Mathematically, Burkard continues, the challenge was to investigate the spin-phonon system, which is both driven from outside and at finite temperature. “We used and developed two methods for this purpose: a numerical computer simulation allowed us to include all relevant effects and in particular finite temperature; and a so-called semi-classical approximation helped us to understand the main effects of the driven system at zero temperature.”
Regarding next steps in their research, the scientists are currently looking into possible applications for quantum information processing, with spin playing the role of the quantum bit, or qubit. “In such a scenario,” Burkard points out, “our results may lead to spin-readout schemes, as well as to new quantum-coherent spin-spin coupling mechanisms.”
Burkard also outlines what would be required for the construction of physical apparatus that could test their theory – namely, a highly sensitive readout of the motion of a nanomechanical resonator. (Several labs worldwide are working on this, such as that of Leo Kouwenhoven, Herre van der Zant, and Gary Steele at the Technical University (TU), Delft, The Netherlands.) “Another requirement,” he adds, “is the ability to operate at low temperatures.”
Burkard sees a key impact of their findings being the potentially enhanced performance of nanotubes in sensing applications. ‘’Magnetic sensing would be based on the sensitivity of the electron spin with regard to external magnetic fields.” Since electron spin is coupled to the mechanical resonator – the vibrating carbon nanotube, which carries an electric charge by virtue of the electron confined to it – the signal could then be read out by electrical means.

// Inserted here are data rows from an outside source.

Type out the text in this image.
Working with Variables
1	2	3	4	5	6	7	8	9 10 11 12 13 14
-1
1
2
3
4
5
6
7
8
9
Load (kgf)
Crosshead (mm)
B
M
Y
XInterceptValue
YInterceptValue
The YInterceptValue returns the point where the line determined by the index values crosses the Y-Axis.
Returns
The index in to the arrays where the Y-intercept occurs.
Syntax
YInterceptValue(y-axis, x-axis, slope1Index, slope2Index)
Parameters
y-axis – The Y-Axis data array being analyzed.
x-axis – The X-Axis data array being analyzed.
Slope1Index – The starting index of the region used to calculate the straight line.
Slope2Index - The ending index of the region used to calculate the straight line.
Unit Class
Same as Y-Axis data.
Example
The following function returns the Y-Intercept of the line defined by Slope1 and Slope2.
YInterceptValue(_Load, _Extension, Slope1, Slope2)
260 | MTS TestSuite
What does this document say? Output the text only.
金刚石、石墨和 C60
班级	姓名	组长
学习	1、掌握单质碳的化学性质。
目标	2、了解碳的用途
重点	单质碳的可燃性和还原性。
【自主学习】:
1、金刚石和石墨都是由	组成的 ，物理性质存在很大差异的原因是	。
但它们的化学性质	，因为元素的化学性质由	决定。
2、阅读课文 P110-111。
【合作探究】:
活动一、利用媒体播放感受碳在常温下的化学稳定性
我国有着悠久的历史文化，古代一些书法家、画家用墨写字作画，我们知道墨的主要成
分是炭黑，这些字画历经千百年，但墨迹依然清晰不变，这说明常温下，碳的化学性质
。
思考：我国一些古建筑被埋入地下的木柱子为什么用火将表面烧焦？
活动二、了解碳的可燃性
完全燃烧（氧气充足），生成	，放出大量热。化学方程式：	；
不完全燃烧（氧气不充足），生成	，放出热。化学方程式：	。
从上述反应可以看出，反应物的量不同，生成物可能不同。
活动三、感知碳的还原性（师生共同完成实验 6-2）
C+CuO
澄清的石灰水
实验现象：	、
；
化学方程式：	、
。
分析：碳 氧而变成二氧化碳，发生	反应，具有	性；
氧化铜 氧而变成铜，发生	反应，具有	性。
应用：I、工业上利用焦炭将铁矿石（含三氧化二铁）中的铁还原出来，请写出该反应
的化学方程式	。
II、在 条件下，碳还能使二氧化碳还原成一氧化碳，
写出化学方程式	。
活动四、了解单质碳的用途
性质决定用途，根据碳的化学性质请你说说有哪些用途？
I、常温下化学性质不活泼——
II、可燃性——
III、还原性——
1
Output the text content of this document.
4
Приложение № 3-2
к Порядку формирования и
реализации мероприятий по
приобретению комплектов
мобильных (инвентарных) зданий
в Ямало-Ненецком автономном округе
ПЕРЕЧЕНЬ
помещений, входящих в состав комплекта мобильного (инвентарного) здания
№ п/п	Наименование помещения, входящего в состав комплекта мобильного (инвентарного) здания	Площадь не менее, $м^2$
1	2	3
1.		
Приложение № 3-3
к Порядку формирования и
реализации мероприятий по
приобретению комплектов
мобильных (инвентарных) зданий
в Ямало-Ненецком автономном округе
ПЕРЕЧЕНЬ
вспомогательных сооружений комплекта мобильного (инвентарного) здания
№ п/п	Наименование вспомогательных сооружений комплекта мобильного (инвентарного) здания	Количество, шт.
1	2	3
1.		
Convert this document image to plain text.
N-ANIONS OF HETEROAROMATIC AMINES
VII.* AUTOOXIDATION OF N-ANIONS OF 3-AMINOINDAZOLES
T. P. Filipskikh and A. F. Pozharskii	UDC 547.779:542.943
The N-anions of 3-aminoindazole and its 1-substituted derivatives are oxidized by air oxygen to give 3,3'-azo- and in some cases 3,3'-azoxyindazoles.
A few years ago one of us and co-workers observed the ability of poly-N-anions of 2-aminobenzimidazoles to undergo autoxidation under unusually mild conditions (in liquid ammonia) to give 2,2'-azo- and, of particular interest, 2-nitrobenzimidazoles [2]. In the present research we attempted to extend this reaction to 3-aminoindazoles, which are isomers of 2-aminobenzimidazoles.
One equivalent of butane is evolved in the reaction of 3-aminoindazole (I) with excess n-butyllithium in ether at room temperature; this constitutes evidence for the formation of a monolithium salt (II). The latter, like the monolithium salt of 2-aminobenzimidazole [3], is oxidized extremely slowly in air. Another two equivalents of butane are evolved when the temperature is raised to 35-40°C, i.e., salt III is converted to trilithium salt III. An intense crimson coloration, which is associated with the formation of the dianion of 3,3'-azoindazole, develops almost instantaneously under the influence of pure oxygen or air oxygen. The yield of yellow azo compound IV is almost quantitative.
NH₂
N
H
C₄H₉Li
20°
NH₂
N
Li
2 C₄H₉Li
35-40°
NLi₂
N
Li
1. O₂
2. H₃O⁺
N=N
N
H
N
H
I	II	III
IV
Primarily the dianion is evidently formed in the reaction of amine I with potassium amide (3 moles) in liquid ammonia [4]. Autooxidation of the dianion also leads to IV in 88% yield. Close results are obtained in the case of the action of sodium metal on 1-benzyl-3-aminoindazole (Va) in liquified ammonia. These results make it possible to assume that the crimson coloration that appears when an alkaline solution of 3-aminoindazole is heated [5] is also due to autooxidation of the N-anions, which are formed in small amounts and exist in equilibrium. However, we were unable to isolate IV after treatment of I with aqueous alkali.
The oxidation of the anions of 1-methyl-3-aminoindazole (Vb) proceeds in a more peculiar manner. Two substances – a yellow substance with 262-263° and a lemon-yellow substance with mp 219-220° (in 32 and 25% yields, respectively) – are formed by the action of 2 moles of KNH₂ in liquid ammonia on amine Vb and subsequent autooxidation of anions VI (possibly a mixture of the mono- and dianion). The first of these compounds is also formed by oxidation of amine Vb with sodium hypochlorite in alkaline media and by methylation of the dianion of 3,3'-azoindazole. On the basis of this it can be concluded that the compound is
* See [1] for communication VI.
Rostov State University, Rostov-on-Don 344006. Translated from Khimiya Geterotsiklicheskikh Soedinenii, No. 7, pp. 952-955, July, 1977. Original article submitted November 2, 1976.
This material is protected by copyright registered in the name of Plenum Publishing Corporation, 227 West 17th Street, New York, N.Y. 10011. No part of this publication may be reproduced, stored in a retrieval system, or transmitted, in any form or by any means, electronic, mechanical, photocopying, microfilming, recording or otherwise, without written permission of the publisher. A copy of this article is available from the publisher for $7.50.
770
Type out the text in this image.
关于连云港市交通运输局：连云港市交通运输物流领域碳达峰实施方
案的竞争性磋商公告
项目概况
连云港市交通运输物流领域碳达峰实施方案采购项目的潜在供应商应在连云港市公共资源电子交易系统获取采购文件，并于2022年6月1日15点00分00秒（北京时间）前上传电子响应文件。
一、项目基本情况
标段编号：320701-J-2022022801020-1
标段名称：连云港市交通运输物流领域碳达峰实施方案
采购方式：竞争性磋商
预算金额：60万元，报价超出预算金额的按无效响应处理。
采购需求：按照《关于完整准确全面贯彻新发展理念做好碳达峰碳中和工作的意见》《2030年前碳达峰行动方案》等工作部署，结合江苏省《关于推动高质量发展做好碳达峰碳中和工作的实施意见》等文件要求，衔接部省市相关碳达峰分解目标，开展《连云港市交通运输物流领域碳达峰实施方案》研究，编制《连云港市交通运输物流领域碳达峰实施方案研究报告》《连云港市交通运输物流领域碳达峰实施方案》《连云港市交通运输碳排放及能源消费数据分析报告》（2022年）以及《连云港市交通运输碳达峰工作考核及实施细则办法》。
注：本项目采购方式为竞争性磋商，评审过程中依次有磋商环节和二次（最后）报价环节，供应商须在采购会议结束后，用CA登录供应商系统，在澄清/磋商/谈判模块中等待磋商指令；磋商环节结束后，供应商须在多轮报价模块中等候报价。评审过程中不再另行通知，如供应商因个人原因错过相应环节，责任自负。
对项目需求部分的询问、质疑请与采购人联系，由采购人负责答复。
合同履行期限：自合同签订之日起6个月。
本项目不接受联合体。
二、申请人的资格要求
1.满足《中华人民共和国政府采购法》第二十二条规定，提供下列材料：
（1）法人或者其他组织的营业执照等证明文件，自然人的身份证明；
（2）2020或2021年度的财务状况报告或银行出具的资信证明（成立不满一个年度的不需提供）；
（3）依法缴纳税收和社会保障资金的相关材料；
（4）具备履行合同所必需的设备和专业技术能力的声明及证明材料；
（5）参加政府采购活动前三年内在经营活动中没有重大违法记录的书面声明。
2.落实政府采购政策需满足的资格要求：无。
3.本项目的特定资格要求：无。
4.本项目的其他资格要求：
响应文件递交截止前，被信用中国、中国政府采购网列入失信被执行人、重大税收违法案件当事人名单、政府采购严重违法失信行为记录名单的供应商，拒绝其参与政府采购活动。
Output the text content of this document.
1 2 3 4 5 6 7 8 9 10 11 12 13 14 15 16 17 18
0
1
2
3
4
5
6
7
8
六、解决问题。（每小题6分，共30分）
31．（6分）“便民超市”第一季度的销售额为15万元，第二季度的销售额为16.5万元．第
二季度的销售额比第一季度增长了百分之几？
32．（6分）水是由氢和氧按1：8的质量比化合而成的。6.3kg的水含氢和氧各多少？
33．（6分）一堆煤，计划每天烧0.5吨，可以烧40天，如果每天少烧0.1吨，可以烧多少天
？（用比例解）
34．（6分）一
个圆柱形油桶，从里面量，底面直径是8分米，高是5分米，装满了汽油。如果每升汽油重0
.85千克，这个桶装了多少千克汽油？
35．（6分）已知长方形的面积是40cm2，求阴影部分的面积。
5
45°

“Mass sensing, in turn, would utilize a change of vibration frequency of the mechanical resonator when a small mass is deposited on it,” he continues. “The change in frequency would then affect the spin and could be read out via, for example, spin-sensitive electric transport measurable as current flowing through the nanotube.”
Burkard also sees benefits beyond the group’s own work. “Currently, there is great interest in hybrid systems for quantum information processing, as well as for studies of fundamental physics,” he notes. “In our case, it would be interesting to create quantum entanglement between the spin of a single electron and the mechanical motion of a much larger object, such as the nanotube in our current study.”
“A fundamental question in quantum mechanics,” he continues,” is about its range of applicability – that is, how large an object can be and still be in a quantum-mechanical superposition of two different places. We know that electron and single atoms behave quantum-mechanically, but objects in our macroscopic everyday world don't. The question is,” Burkard concludes, “how far we can apply quantum laws. By providing some new tools, our results may open a new door in this direction as well.”